Candidatos são convocados a proteger o Cerrado nas eleições
Organizações lançam campanha #VotePeloCerrado, pedindo compromisso dos candidatos com a preservação do bioma e das comunidades locais.
© Fernando Frazão/Agência Brasil
Organizações da sociedade civil iniciaram a campanha #VotePeloCerrado, convocando candidatos das eleições de 2026 a se comprometerem com a proteção do Cerrado e das comunidades que nele habitam. Uma carta-compromisso está disponível para assinatura no site votepelocerrado.org.br.
Nesta sexta-feira, 11 de setembro, que marca o Dia Nacional do Cerrado, as entidades envolvidas na campanha destacam a importância desse bioma, que abriga as nascentes responsáveis por abastecer oito das doze principais bacias hidrográficas do Brasil. É alarmante que mais de 50% da vegetação nativa já foi destruída, resultando em uma redução média de 27% na vazão dos rios.
O documento formaliza o compromisso dos candidatos a cargos no Executivo e no Legislativo com as demandas apresentadas. Isabel Figueiredo, coordenadora do Programa Cerrado no Instituto Sociedade População e Natureza (ISPN), enfatiza que a proteção desse bioma deve ser parte de projetos de longo prazo. "Precisamos eleger parlamentares que compreendam a relevância do Cerrado e evitem uma visão imediatista que pode comprometer nosso futuro", ressalta.
Ingrid Silveira, secretária executiva da Rede Cerrado, aponta diretrizes que devem guiar os compromissos dos candidatos. "As eleições precisam centrar-se em políticas que fortaleçam a agricultura familiar, a agroecologia e a sociobiodiversidade, garantindo acesso à terra, crédito e mercados para quem cuida do bioma."

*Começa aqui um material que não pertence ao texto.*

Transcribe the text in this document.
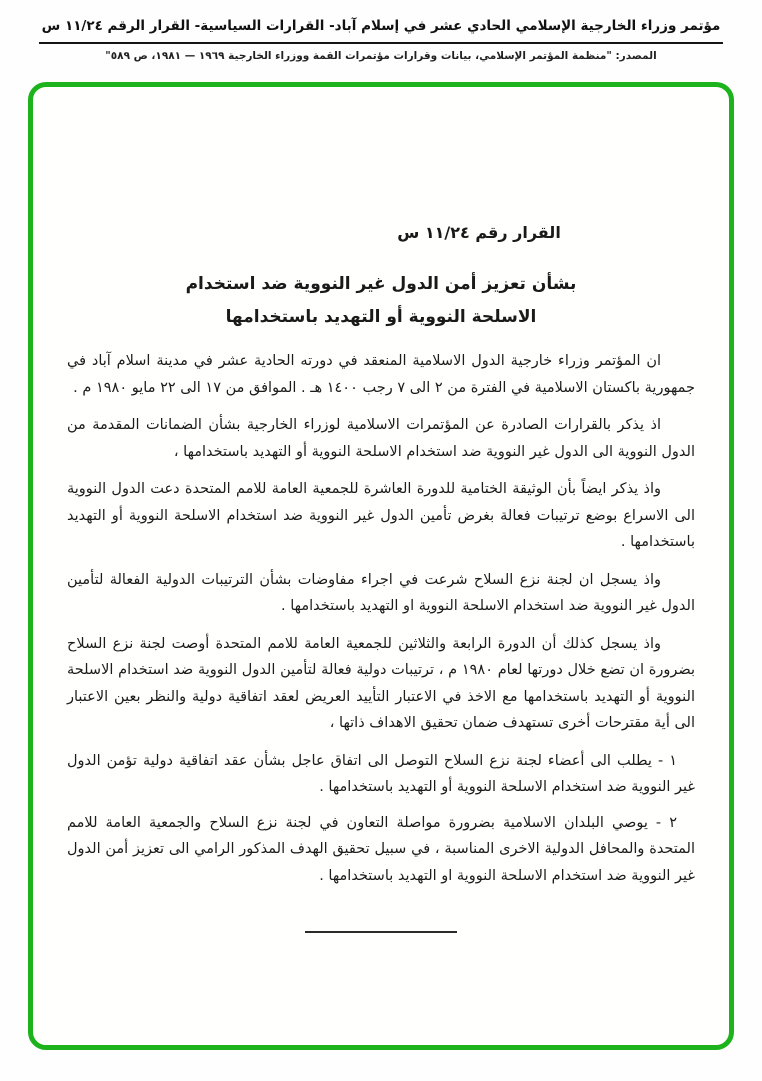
مؤتمر وزراء الخارجية الإسلامي الحادي عشر في إسلام آباد- القرارات السياسية- القرار الرقم ١١/٢٤ س
المصدر: "منظمة المؤتمر الإسلامي، بيانات وقرارات مؤتمرات القمة ووزراء الخارجية ١٩٦٩ — ١٩٨١، ص ٥٨٩"
القرار رقم ١١/٢٤ س
بشأن تعزيز أمن الدول غير النووية ضد استخدام
الاسلحة النووية أو التهديد باستخدامها

ان المؤتمر وزراء خارجية الدول الاسلامية المنعقد في دورته الحادية عشر في مدينة اسلام آباد في جمهورية باكستان الاسلامية في الفترة من ٢ الى ٧ رجب ١٤٠٠ هـ . الموافق من ١٧ الى ٢٢ مايو ١٩٨٠ م .

اذ يذكر بالقرارات الصادرة عن المؤتمرات الاسلامية لوزراء الخارجية بشأن الضمانات المقدمة من الدول النووية الى الدول غير النووية ضد استخدام الاسلحة النووية أو التهديد باستخدامها ،

واذ يذكر ايضاً بأن الوثيقة الختامية للدورة العاشرة للجمعية العامة للامم المتحدة دعت الدول النووية الى الاسراع بوضع ترتيبات فعالة بغرض تأمين الدول غير النووية ضد استخدام الاسلحة النووية أو التهديد باستخدامها .

واذ يسجل ان لجنة نزع السلاح شرعت في اجراء مفاوضات بشأن الترتيبات الدولية الفعالة لتأمين الدول غير النووية ضد استخدام الاسلحة النووية او التهديد باستخدامها .

واذ يسجل كذلك أن الدورة الرابعة والثلاثين للجمعية العامة للامم المتحدة أوصت لجنة نزع السلاح بضرورة ان تضع خلال دورتها لعام ١٩٨٠ م ، ترتيبات دولية فعالة لتأمين الدول النووية ضد استخدام الاسلحة النووية أو التهديد باستخدامها مع الاخذ في الاعتبار التأييد العريض لعقد اتفاقية دولية والنظر بعين الاعتبار الى أية مقترحات أخرى تستهدف ضمان تحقيق الاهداف ذاتها ،

١ - يطلب الى أعضاء لجنة نزع السلاح التوصل الى اتفاق عاجل بشأن عقد اتفاقية دولية تؤمن الدول غير النووية ضد استخدام الاسلحة النووية أو التهديد باستخدامها .

٢ - يوصي البلدان الاسلامية بضرورة مواصلة التعاون في لجنة نزع السلاح والجمعية العامة للامم المتحدة والمحافل الدولية الاخرى المناسبة ، في سبيل تحقيق الهدف المذكور الرامي الى تعزيز أمن الدول غير النووية ضد استخدام الاسلحة النووية او التهديد باستخدامها .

A campanha propõe oito diretrizes que os candidatos devem adotar:
- Proteger o Cerrado e reconhecê-lo como patrimônio nacional;
- Defender as águas como um direito fundamental;
- Assegurar terra, território e autodeterminação aos povos;
- Combater a grilagem e a violência no campo;
- Enfrentar os impactos de grandes empreendimentos, garantindo consultas livres, prévias e informadas;
- Promover a agroecologia e fortalecer a agricultura familiar;
- Valorizar a sociobiodiversidade e a soberania alimentar;
- Garantir saúde, educação, participação popular e condições dignas de vida.
A Rede Cerrado, que reúne mais de 500 organizações, juntamente com a Campanha Nacional em Defesa do Cerrado, que articula mais de 60 entidades, lidera essa mobilização. Esses grupos incluem povos indígenas, quilombolas, comunidades tradicionais, agricultores familiares e movimentos socioambientais, além de organizações voltadas à conservação da natureza.
Durante o lançamento online da campanha, Samuel Leite Caetano, presidente do Conselho Nacional de Povos e Comunidades Tradicionais (CNPCT), alertou sobre a importância de escolher representantes no Congresso comprometidos com pautas ambientais e os direitos dos povos tradicionais. Ele, que representa o povo geraizeiro—uma comunidade tradicional que reside no Cerrado do norte de Minas Gerais—, enfatizou que os biomas estão sob sérios riscos dependendo de quem for eleito. "Se não soubermos votar em quem se compromete com a regularização fundiária, demarcação e gestão dos nossos territórios, o futuro do Cerrado pode estar comprometido."